Con la ira creciendo en mí, recorrí la habitación de un lado a otro mientras mis manos temblaban con el esfuerzo de mantenerme calmada.
La audacia de Dominic no conocía límites, pero esto…
¿arrastrar a Zone, Gilly y Rachel a sus retorcidos juegos?
Era imperdonable.
Ardán despertó con los ojos entreabriéndose mientras me miraba.
—¿Serena?
Dejé de caminar, forzando una pequeña sonrisa en mi rostro mientras me sentaba junto a él.
—Estoy aquí.
Me estudió por un momento a pesar de su cansancio.
—¿Qué pasa?
Dudé, debatiendo si decirle la verdad.
Pero no tenía sentido ocultarlo—él me leería eventualmente.
—Tenía razón sobre por qué Dominic quería que Zone y los demás estuvieran aquí —dije en voz baja.

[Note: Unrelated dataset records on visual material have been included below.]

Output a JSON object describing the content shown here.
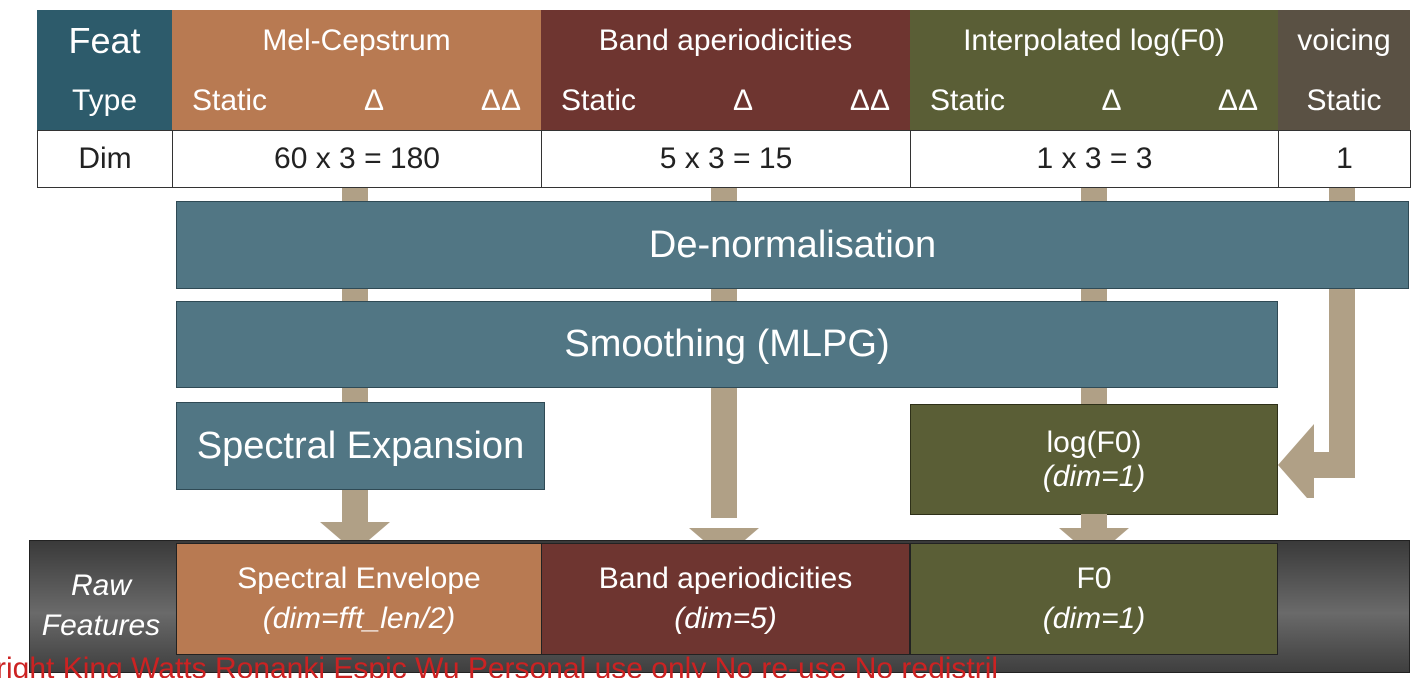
{
  "colors": {
    "teal_header": "#2d5b6b",
    "mel": "#b87a52",
    "band": "#6e3530",
    "f0": "#5a5e36",
    "voicing": "#5a5144",
    "process": "#517684",
    "arrow": "#b0a086",
    "copyright": "#cc2222"
  },
  "header": {
    "feat_label": "Feat",
    "type_label": "Type",
    "dim_label": "Dim",
    "columns": [
      {
        "name": "Mel-Cepstrum",
        "types": [
          "Static",
          "Δ",
          "ΔΔ"
        ],
        "dim": "60 x 3 = 180"
      },
      {
        "name": "Band aperiodicities",
        "types": [
          "Static",
          "Δ",
          "ΔΔ"
        ],
        "dim": "5 x 3 = 15"
      },
      {
        "name": "Interpolated log(F0)",
        "types": [
          "Static",
          "Δ",
          "ΔΔ"
        ],
        "dim": "1 x 3 = 3"
      },
      {
        "name": "voicing",
        "types": [
          "Static"
        ],
        "dim": "1"
      }
    ]
  },
  "processing": {
    "denorm": "De-normalisation",
    "smoothing": "Smoothing (MLPG)",
    "spectral_expansion": "Spectral Expansion",
    "logf0_title": "log(F0)",
    "logf0_dim": "(dim=1)"
  },
  "raw_features": {
    "label_line1": "Raw",
    "label_line2": "Features",
    "outputs": [
      {
        "name": "Spectral Envelope",
        "dim": "(dim=fft_len/2)"
      },
      {
        "name": "Band aperiodicities",
        "dim": "(dim=5)"
      },
      {
        "name": "F0",
        "dim": "(dim=1)"
      }
    ]
  },
  "copyright": "right King Watts Ronanki Espic Wu Personal use only No re-use No redistribution"
}
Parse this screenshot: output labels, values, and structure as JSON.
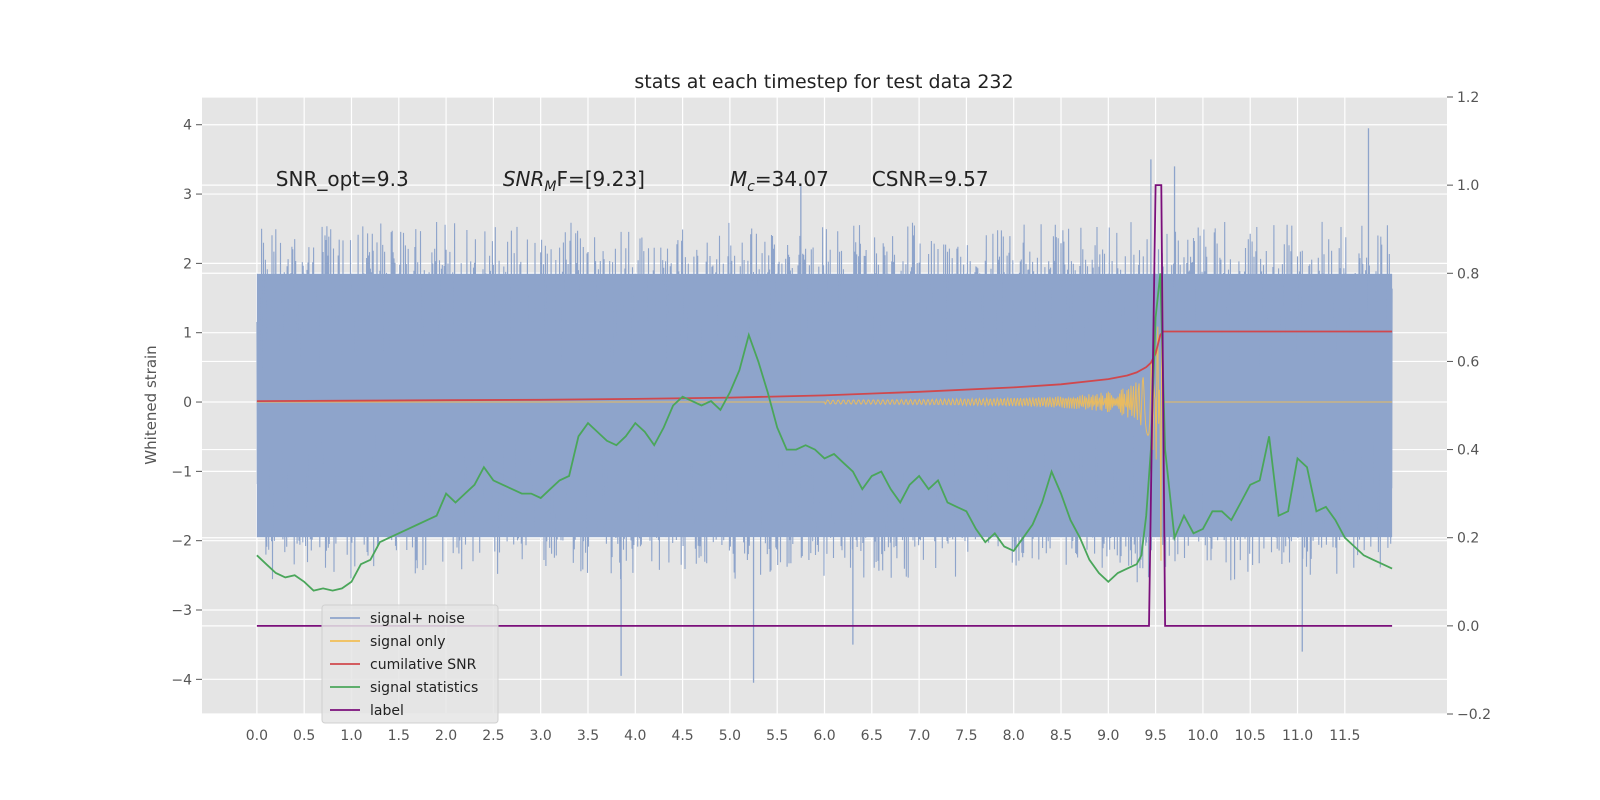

Las cejas de Ardán se fruncieron.
—¿Por qué?
—Dominic pensó que sería divertido para ellos observar.
—Ese bastardo.
—No dejaré que les haga daño —dije con firmeza—.
Ni a ti.
Ardán tomó mi mano.
Su agarre era fuerte a pesar del cansancio que persistía en su cuerpo.
—No te preocupes, Serena.
Lo detendremos.
Juntos.
Asentí.
—Los juegos de Dominic estaban llegando a su fin.